次の瞬間、パブリックビューイング会場の大型モニターに具の表情が映し出された。控えの選手たちが、傷めた脇腹をおさえ、大粒の涙をぼろぼろとこぼす具の肩を叩き、労いの言葉をかける。驚いたのは、パブリックビューイングでわき上がった具に対する声援である。
「グー、よくやった!」「グーくん!」
韓国出身の具が、いや、日本代表になった海外出身選手たちが、これほど認知されて、応援されるようになったのか……。具の涙とパブリックビューイングに響く歓声は、日本の勝利以上に、私の心を震わせた。日本社会が変わる兆しを見た気がしたのである。
私は数年前からラグビー日本代表になった歴代の海外出身選手たちに、来歴や、母国以外の代表となる思いや葛藤を聞いてきた。
これまでの歴史を調べてみると、日本代表が発足した一九三〇年には、台湾人留学生が代表に選ばれている。その後、一九八〇年代半ばに入るとトンガ人選手が桜のジャージを着るようになる。日本ラグビーは、以前から海外出身の選手たちを受け入れてきた。高校、大学時代にラグビー部に所属した私にとって、外国人選手が日本代表として戦う姿は自然だった。高校時代に対戦経験があるニュージーランドからの留学生が、後に日本代表になったと聞いたときは、まるで我が事のように誇らしかった。
私が日本代表になった外国人選手に改めて注目したのは、フリーライターとしてさまざまな国際化の現場を歩いた経験が大きかった。ベトナムやミャンマーなどからの難民、外国人労働者、そして農村で暮らす外国人花嫁……。国際化が生んだひずみを見る機会が多くあったせいか、いつしか私は、ラグビー日本代表を日本人と外国人が共生する理想像として考えるようになっていたのである。
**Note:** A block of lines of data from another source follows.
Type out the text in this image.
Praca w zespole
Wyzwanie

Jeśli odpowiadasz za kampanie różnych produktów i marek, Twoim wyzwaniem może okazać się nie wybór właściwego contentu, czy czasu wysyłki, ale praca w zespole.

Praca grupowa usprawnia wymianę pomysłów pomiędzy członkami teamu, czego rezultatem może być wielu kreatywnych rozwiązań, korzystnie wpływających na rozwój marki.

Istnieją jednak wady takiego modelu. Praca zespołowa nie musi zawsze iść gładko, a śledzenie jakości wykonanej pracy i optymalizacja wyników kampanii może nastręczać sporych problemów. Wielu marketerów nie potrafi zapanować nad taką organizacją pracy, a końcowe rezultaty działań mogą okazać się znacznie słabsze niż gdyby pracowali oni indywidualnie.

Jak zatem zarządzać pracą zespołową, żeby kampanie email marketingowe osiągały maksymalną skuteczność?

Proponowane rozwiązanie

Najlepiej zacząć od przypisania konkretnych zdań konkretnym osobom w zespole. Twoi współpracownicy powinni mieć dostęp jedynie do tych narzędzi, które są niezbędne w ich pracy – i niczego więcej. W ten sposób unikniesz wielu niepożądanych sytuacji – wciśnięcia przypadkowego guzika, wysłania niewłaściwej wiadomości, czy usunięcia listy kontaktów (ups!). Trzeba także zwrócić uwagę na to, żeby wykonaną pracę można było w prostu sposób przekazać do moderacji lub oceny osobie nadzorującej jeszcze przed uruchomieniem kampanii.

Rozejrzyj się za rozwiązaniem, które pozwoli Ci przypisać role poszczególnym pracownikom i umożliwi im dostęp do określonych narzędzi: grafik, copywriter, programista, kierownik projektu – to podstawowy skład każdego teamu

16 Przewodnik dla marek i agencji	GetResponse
さらに、二〇一〇年ころから韓国や在日コリアンへのヘイトスピーチが巷にあふれはじめた。ネット上だけでなく、書店にも禍々しいタイトルの書籍が並び、韓国との国交断絶を訴える政治家まで現れた。分断はあっという間に広がった。ラグビー日本代表の歩みが、そんな閉塞感を打破するヒントになるのではないかと考えたのである。しかし、国籍にこだわらない国家代表のあり方に対する反発は予想以上に大きかった。
W杯直前、日本代表メンバー三一人中、一六人の海外出身選手が選ばれた。私は発表を受け、日本代表と海外出身選手の関係についてコラムを書いた。しかしWebに転載されたとたん、ネット上に様々な意見が投稿された。もちろん好意的なコメントも多かったのだが、否定的に受け止める人が少なくなかった。
〈勝つためなら全員ガイジン引っ張ってこいよ。どうせ勝てないんだから全員日本人でやればいい〉
〈半分も外国人なのに日本代表って違和感ありすぎ〉
〈日本国籍ないのに代表になれるスポーツなんか、応援できん〉
なかには韓国出身の具を名指しで批判したり、私を反日ライターと罵倒したりする人もいた。
だが、わずか数週間後、日本代表の躍進により、ネット上には一転して海外出身選手たちへの賞賛があふれることになる─。